What’s left for Brexiteers?

issue 13 April 2019

My first encounter with a plan to hold not one but two referendums on Britain’s European Union membership happened more than three years ago. At least two individuals were actively entertaining the idea. Both were Leavers. Dominic Cummings had proposed it in one of his blogs. Boris Johnson had not publicly endorsed such a thing, but (I know) was discussing it with interest privately.

The thinking, as I recall, was similar in both cases. The first referendum would be the one we then faced: asking voters for a yes or no to the idea that in principle we should quit. If the result was Remain, we’d remain. If Leave, there would follow two years negotiating a draft withdrawal agreement. Once agreed, the government would present it to the voters and ask in a confirmatory referendum whether they wished to proceed on that basis.

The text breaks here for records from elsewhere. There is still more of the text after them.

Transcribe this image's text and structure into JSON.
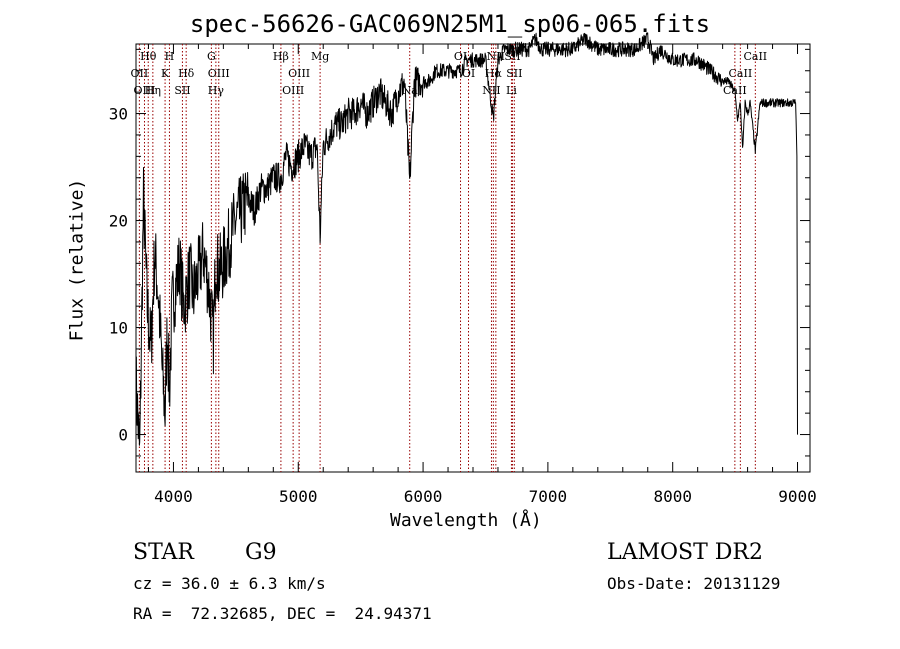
{
  "chart_data": {
    "type": "line",
    "title": "spec-56626-GAC069N25M1_sp06-065.fits",
    "xlabel": "Wavelength (Å)",
    "ylabel": "Flux (relative)",
    "xlim": [
      3700,
      9100
    ],
    "ylim": [
      -3.5,
      36.5
    ],
    "xticks": [
      4000,
      5000,
      6000,
      7000,
      8000,
      9000
    ],
    "yticks": [
      0,
      10,
      20,
      30
    ],
    "x_minor_step": 200,
    "y_minor_step": 2,
    "grid": false,
    "series": [
      {
        "color": "#000000",
        "x": [
          3700,
          3730,
          3760,
          3790,
          3820,
          3850,
          3880,
          3910,
          3933,
          3950,
          3968,
          3990,
          4020,
          4050,
          4080,
          4102,
          4130,
          4160,
          4200,
          4240,
          4280,
          4320,
          4340,
          4360,
          4400,
          4450,
          4500,
          4550,
          4600,
          4650,
          4700,
          4750,
          4800,
          4861,
          4900,
          4950,
          5000,
          5050,
          5100,
          5150,
          5175,
          5200,
          5250,
          5300,
          5350,
          5400,
          5450,
          5500,
          5550,
          5600,
          5650,
          5700,
          5750,
          5800,
          5850,
          5893,
          5930,
          5980,
          6050,
          6100,
          6150,
          6200,
          6250,
          6300,
          6350,
          6400,
          6450,
          6500,
          6563,
          6600,
          6650,
          6700,
          6750,
          6800,
          6850,
          6900,
          6950,
          7000,
          7050,
          7100,
          7150,
          7200,
          7300,
          7400,
          7500,
          7600,
          7700,
          7800,
          7850,
          7900,
          8000,
          8100,
          8200,
          8300,
          8400,
          8450,
          8498,
          8520,
          8542,
          8560,
          8580,
          8600,
          8620,
          8662,
          8700,
          8750,
          8800,
          8850,
          8900,
          8950,
          8985,
          8995,
          9000
        ],
        "y": [
          5,
          -2,
          22,
          12,
          8,
          17,
          13,
          6,
          2,
          10,
          4,
          12,
          14,
          16,
          12,
          13,
          15,
          13,
          15,
          17,
          14,
          9,
          17,
          15,
          16,
          18,
          20,
          21,
          22,
          21,
          23,
          23,
          24,
          24,
          26,
          25,
          26,
          27,
          26,
          27,
          18.5,
          27,
          28,
          29,
          29,
          30,
          30,
          31,
          30,
          31,
          32,
          31,
          30,
          32,
          33,
          23.5,
          33,
          33,
          33,
          34,
          34,
          34,
          34,
          34,
          35,
          35,
          35,
          35,
          29.5,
          35,
          36,
          36,
          36,
          36,
          36,
          37,
          36,
          36,
          36,
          36,
          36,
          36,
          37,
          36,
          36,
          36,
          36,
          37,
          35,
          36,
          35,
          35,
          35,
          34,
          33,
          33,
          32,
          29.5,
          31,
          26.5,
          31,
          30,
          31,
          26.5,
          31,
          31,
          31,
          31,
          31,
          31,
          31,
          26,
          0
        ]
      }
    ],
    "line_markers": [
      {
        "label": "Hθ",
        "wavelength": 3798,
        "row": 0
      },
      {
        "label": "OII",
        "wavelength": 3727,
        "row": 1
      },
      {
        "label": "OIII",
        "wavelength": 3768,
        "row": 2
      },
      {
        "label": "Hη",
        "wavelength": 3835,
        "row": 2
      },
      {
        "label": "H",
        "wavelength": 3968,
        "row": 0
      },
      {
        "label": "K",
        "wavelength": 3933,
        "row": 1
      },
      {
        "label": "Hδ",
        "wavelength": 4102,
        "row": 1
      },
      {
        "label": "SII",
        "wavelength": 4072,
        "row": 2
      },
      {
        "label": "G",
        "wavelength": 4304,
        "row": 0
      },
      {
        "label": "OIII",
        "wavelength": 4363,
        "row": 1
      },
      {
        "label": "Hγ",
        "wavelength": 4340,
        "row": 2
      },
      {
        "label": "Hβ",
        "wavelength": 4861,
        "row": 0
      },
      {
        "label": "OIII",
        "wavelength": 5007,
        "row": 1
      },
      {
        "label": "OIII",
        "wavelength": 4959,
        "row": 2
      },
      {
        "label": "Mg",
        "wavelength": 5175,
        "row": 0
      },
      {
        "label": "Na",
        "wavelength": 5893,
        "row": 2
      },
      {
        "label": "OI",
        "wavelength": 6300,
        "row": 0
      },
      {
        "label": "OI",
        "wavelength": 6364,
        "row": 1
      },
      {
        "label": "NII",
        "wavelength": 6583,
        "row": 0
      },
      {
        "label": "Hα",
        "wavelength": 6563,
        "row": 1
      },
      {
        "label": "NII",
        "wavelength": 6548,
        "row": 2
      },
      {
        "label": "SII",
        "wavelength": 6716,
        "row": 0
      },
      {
        "label": "SII",
        "wavelength": 6731,
        "row": 1
      },
      {
        "label": "Li",
        "wavelength": 6708,
        "row": 2
      },
      {
        "label": "CaII",
        "wavelength": 8662,
        "row": 0
      },
      {
        "label": "CaII",
        "wavelength": 8542,
        "row": 1
      },
      {
        "label": "CaII",
        "wavelength": 8498,
        "row": 2
      }
    ],
    "marker_color": "#990000"
  },
  "info": {
    "object_class": "STAR",
    "subclass": "G9",
    "survey": "LAMOST DR2",
    "redshift": "cz = 36.0 ± 6.3 km/s",
    "obs_date": "Obs-Date: 20131129",
    "radec": "RA =  72.32685, DEC =  24.94371"
  }
}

Two justifications for such an approach were doing the rounds among Leavers. The first carried moral force, and was precisely the reason many Remainers now favour the plan: that ‘Remain or Leave’ was an unreasonable question if voters were ignorant of the terms on which we might leave. We were asking them to endorse a pig in a poke. They should therefore be given the chance to approve (or reject) the proposed deal with open eyes, once its outlines were clear.

But there was also a more cynical reason for a possible two-stage Leave. It would be easier to secure a leave-in-principle result if voters could feel assured that this was not the last time they’d be asked. The idea was being explored at a time when Remain were the favourites to win. Making the 2016 plebiscite only provisional would shorten the leap Leave would be asking the electorate to make, render the jump less dangerous, and bring more waverers over.

I ridiculed the idea in the Times, pointing out that this could land our country in a limbo between wanting to leave in principle and rejecting any practical plan for doing so (the very limbo, as it was to turn out, that MPs did land later themselves in).